Gratitude with attitude
Question: What prize was recently characterized by one of its winners as “mundane”?
a) Radio-Active Car Audio’s “Loudest Car Stereo” contest.
b) The International Federation of Competitive Eating’s World Tamale Eating Championship.
c) The Nobel Prize.
Talk about a no-brainer. The answer is “c” -- the Nobel Prize! On Tuesday, Japanese particle theorist Toshihide Maskawa, who shared this year’s physics prize with two other researchers, told reporters in Kyoto that the Nobel was “a rather mundane thing.”
Now, before I congratulate Maskawa by sending him a copy of “Miss Manners’ Guide to Graciously Accepting Coveted International Awards,” I’m going to extend him the benefit of a few doubts.
First of all, maybe there’s a translation issue in play. Maybe Maskawa, who was presumably speaking Japanese, didn’t say “mundane” but rather “massive” or “mega-awesome.” Second, photos taken of the 68-year-old scientist during the news conference show a grinning man who looks a bit like he’s trying to temper his excitement. Perhaps his use of “mundane” was simply an attempt to be modest. Perhaps he’s even a past winner of the Loudest Car Stereo contest and didn’t want to appear elitist by making a fuss over the smarty-pants Nobel.

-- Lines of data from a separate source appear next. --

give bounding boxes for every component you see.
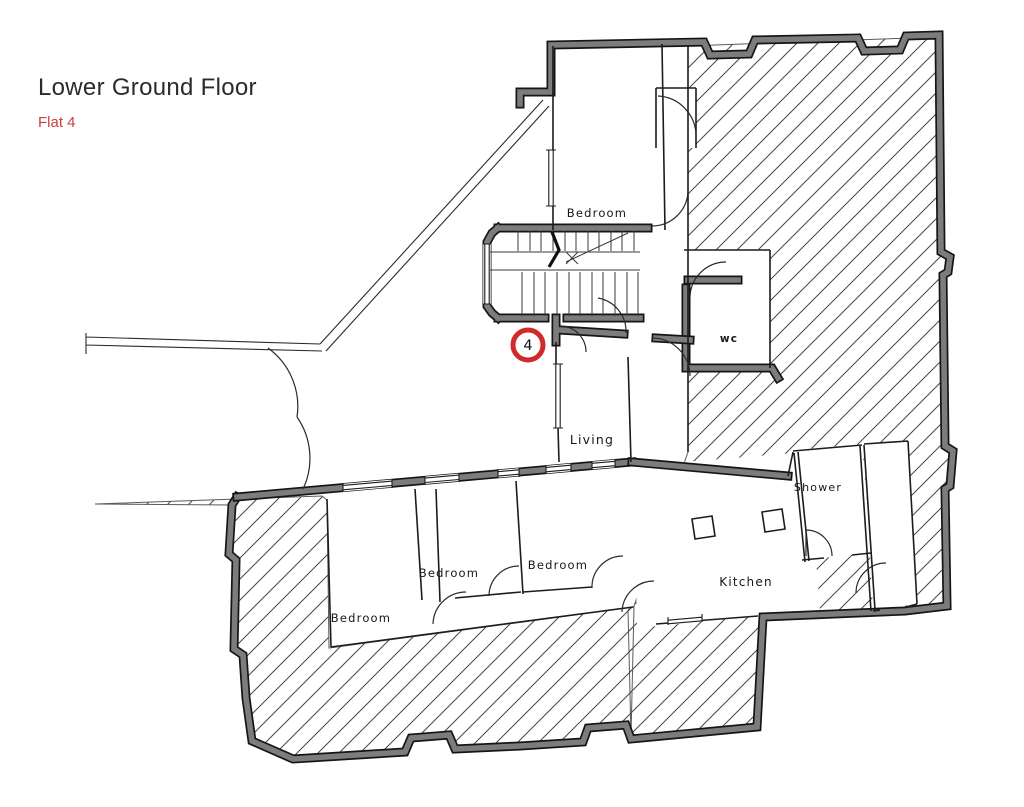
room-label-bedroom-mid-left: Bedroom bbox=[419, 566, 479, 580]
flat-marker-number: 4 bbox=[523, 338, 532, 354]
stair-direction-arrow bbox=[549, 232, 559, 267]
hall-fill bbox=[684, 250, 770, 292]
room-label-shower: Shower bbox=[794, 481, 842, 494]
floor-plan-page: Lower Ground Floor Flat 4 bbox=[0, 0, 1024, 807]
room-label-wc: wc bbox=[720, 333, 738, 345]
room-label-living: Living bbox=[570, 432, 614, 447]
shower-fill bbox=[793, 444, 871, 560]
bedroom-mid-left-fill bbox=[413, 481, 523, 603]
bedroom-mid-right-fill bbox=[516, 472, 631, 595]
courtyard-door-arc-2 bbox=[297, 417, 310, 489]
flat-4-marker: 4 bbox=[513, 330, 543, 360]
room-label-bedroom-mid-right: Bedroom bbox=[528, 558, 588, 572]
floor-plan-drawing: Bedroom wc Living Shower Kitchen Bedroom… bbox=[0, 0, 1024, 807]
room-label-bedroom-large: Bedroom bbox=[331, 611, 391, 625]
hall-door-arc bbox=[652, 190, 688, 226]
courtyard-door-arc-1 bbox=[268, 348, 298, 417]
wc-fill bbox=[684, 284, 770, 370]
courtyard-boundary-line bbox=[86, 100, 549, 354]
notch-fill bbox=[184, 712, 201, 767]
room-label-bedroom-top: Bedroom bbox=[567, 206, 627, 220]
room-label-kitchen: Kitchen bbox=[719, 575, 773, 589]
vestibule-fill bbox=[656, 88, 696, 148]
staircase bbox=[490, 231, 640, 316]
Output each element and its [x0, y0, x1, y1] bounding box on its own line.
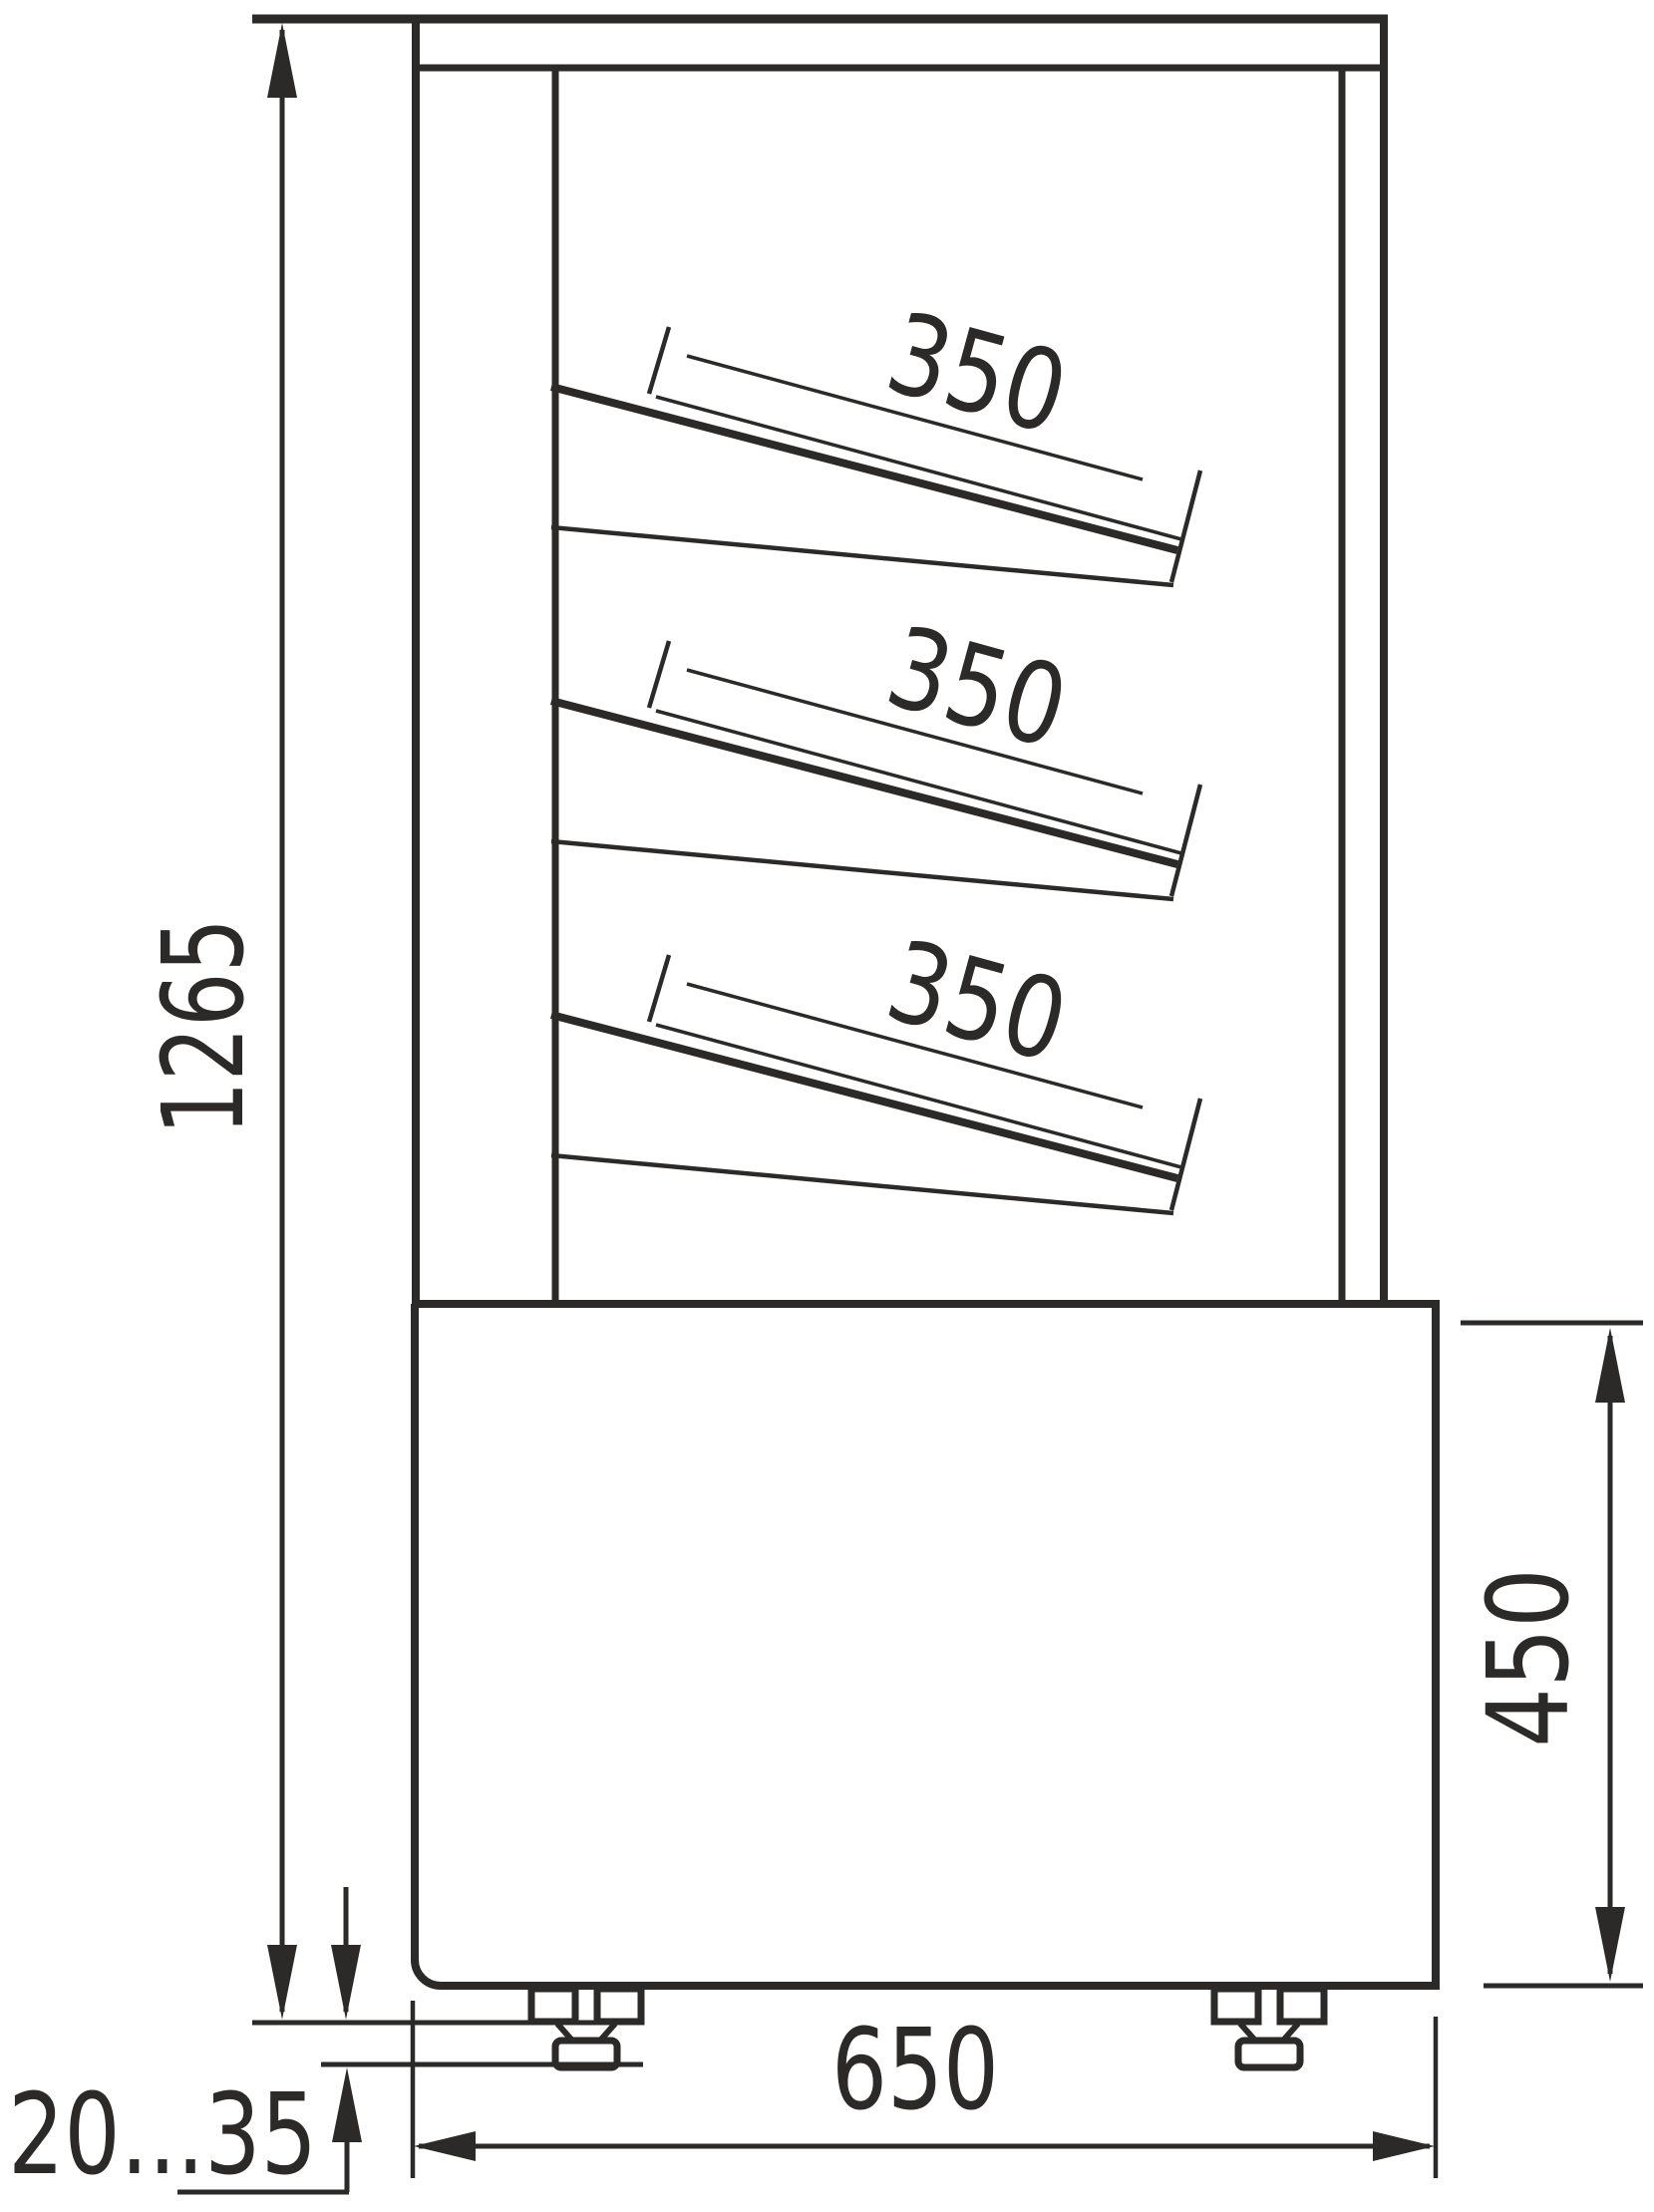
shelf-depth-label: 350 [874, 602, 1080, 774]
shelf-dim-extension-left [649, 955, 669, 1022]
shelf-dim-extension-right [1171, 471, 1200, 582]
arrowhead-right [1373, 2131, 1435, 2161]
shelf-bottom-line [551, 1155, 1173, 1213]
arrowhead-down [267, 1945, 297, 2020]
arrowhead-up [267, 23, 297, 98]
foot-adjust-label: 20...35 [8, 2070, 317, 2200]
arrowhead-down [1595, 1907, 1625, 1982]
shelf-bottom-line [551, 841, 1173, 899]
cabinet-base-section [412, 1304, 1436, 1986]
foot-left [531, 1989, 641, 2067]
dimension-base-depth: 650 [413, 2001, 1436, 2178]
base-depth-label: 650 [831, 2006, 999, 2135]
shelf-top-thick-line [551, 387, 1177, 550]
foot-mount-block-right [1280, 1989, 1324, 2022]
shelf-1: 350 [551, 288, 1200, 585]
shelf-dim-extension-left [649, 327, 669, 394]
base-height-label: 450 [1465, 1568, 1594, 1747]
foot-mount-block-right [597, 1989, 641, 2022]
shelf-top-thick-line [551, 1015, 1177, 1178]
shelf-dim-extension-left [649, 641, 669, 708]
dimension-drawing: 350 350 350 [0, 0, 1654, 2212]
shelf-depth-label: 350 [874, 916, 1080, 1088]
shelf-depth-label: 350 [874, 288, 1080, 460]
foot-pad [1238, 2041, 1300, 2067]
shelf-dim-extension-right [1171, 785, 1200, 896]
shelf-bottom-line [551, 527, 1173, 585]
base-outline [412, 1304, 1436, 1986]
shelf-top-thick-line [551, 701, 1177, 864]
shelf-2: 350 [551, 602, 1200, 899]
arrowhead-up [1595, 1328, 1625, 1403]
overall-height-label: 1265 [140, 918, 269, 1135]
cabinet-upper-section [252, 17, 1388, 1304]
foot-mount-block-left [1214, 1989, 1258, 2022]
shelf-dim-extension-right [1171, 1099, 1200, 1210]
arrowhead-down [331, 1945, 361, 2020]
arrowhead-left [414, 2131, 476, 2161]
foot-mount-block-left [531, 1989, 575, 2022]
drawing-sheet: 350 350 350 [0, 0, 1654, 2212]
dimension-base-height: 450 [1461, 1323, 1643, 1986]
foot-right [1214, 1989, 1324, 2067]
shelf-3: 350 [551, 916, 1200, 1213]
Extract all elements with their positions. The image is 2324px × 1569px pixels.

It should be said that Maskawa, if he was being as dismissive as he sounds, isn’t alone. Nobel Prize recipients have not always exhibited enthusiasm on the level of winners on “The Price Is Right.” Jean-Paul Sartre found himself at such existential odds with the prize that he rejected it in 1964, famously stating that “a writer must refuse to allow himself to be transformed into an institution.” In 1973, the Vietnamese negotiator Le Duc Tho was awarded the Nobel Peace Prize alongside Henry Kissinger but turned it down on the grounds that peace not had yet been established in his country.
And last year, in a scene immortalized on YouTube, the reliably cantankerous Doris Lessing greeted the news that she’d won the Nobel Prize in literature by telling a mob of reporters at her doorstep that she “couldn’t care less.” (Later, Lessing was courteous and obliging, though earlier this year, in a London Telegraph article, she referred to the prize committee as “a bunch of bloody Swedes.”)
But despite this little tradition of thanklessness among laureates, Maskawa’s “mundane” jumped out at me -- and not only because it had the highly annoying effect of making me feel at once schoolmarmish and intellectually feeble, about the worst combination there is. It caught my attention because it seemed sadly emblematic of the way the forces of irony and entitlement have produced a culture of people who often have no idea how to express simple, unqualified gratitude. From Oscar winners who turn their acceptance speeches into political diatribes to ordinary folks who’ve come to believe that text messages are as good as thank-you notes, it seems that old-fashioned graciousness, like Maskawa’s Nobel, is now considered yawningly mundane.
And indifference to good fortune (or at least appearing that way) is hardly the only manifestation of this global deficit. Phony graciousness is arguably even worse. Take Sarah Palin’s fondness for talking about being “blessed with the vote of the American people” (a more grammatical iteration of what she told Charlie Gibson). Despite the sugary delivery and the apparent aw-shucks thankfulness, her inclination to attribute the outcome of the coming election not to the democratic process but to otherworldly forces seems like a backhanded way of devaluing the very voter she’s buttering up.
But it’s not only Palin and grouchy Nobel Prize winners (yes, I’ve just compared the two; I’m as shocked as you are) who fall into this trap. Thanks to a world in which almost anything can be turned into a competition, we’ve all become ingrates out of sheer self-preservation.
Contest-based reality shows have eclipsed traditional storytelling on television, the Internet keeps constant tabs on our popularity by tallying our page views on MySpace and Facebook, and polls about everything from presidential readiness to cutest puppy photos are now the heartbeat of news reporting. We’re all contending for something; we’re constantly being evaluated and, therefore, we’re constantly in danger of not measuring up. We all need coping mechanisms: Pretending victory is ordained by less-than-rational forces and, perhaps worse, pretending the big prize doesn’t matter.
I also suspect that our graciousness deficit is the product not only of our love of sarcasm but of the paranoia that comes from a constant fear of disappointment. It’s a form of anxiety that is only mounting in these scary economic times, the ultimate effect being that we’ve become so wary of our own ambitions and desires that it’s easier to denigrate them than to try to fulfill them.
On the other hand, maybe we just have bad manners.
As much as I hate to keep picking on Maskawa -- because maybe when you’re a particle theorist, everything else really is mundane -- I think he’s presented us with an occasion to renew our appreciation for what may be the two most important, and underused, words in the English language: thank you.
Dull, yes. But somehow they always get the job done.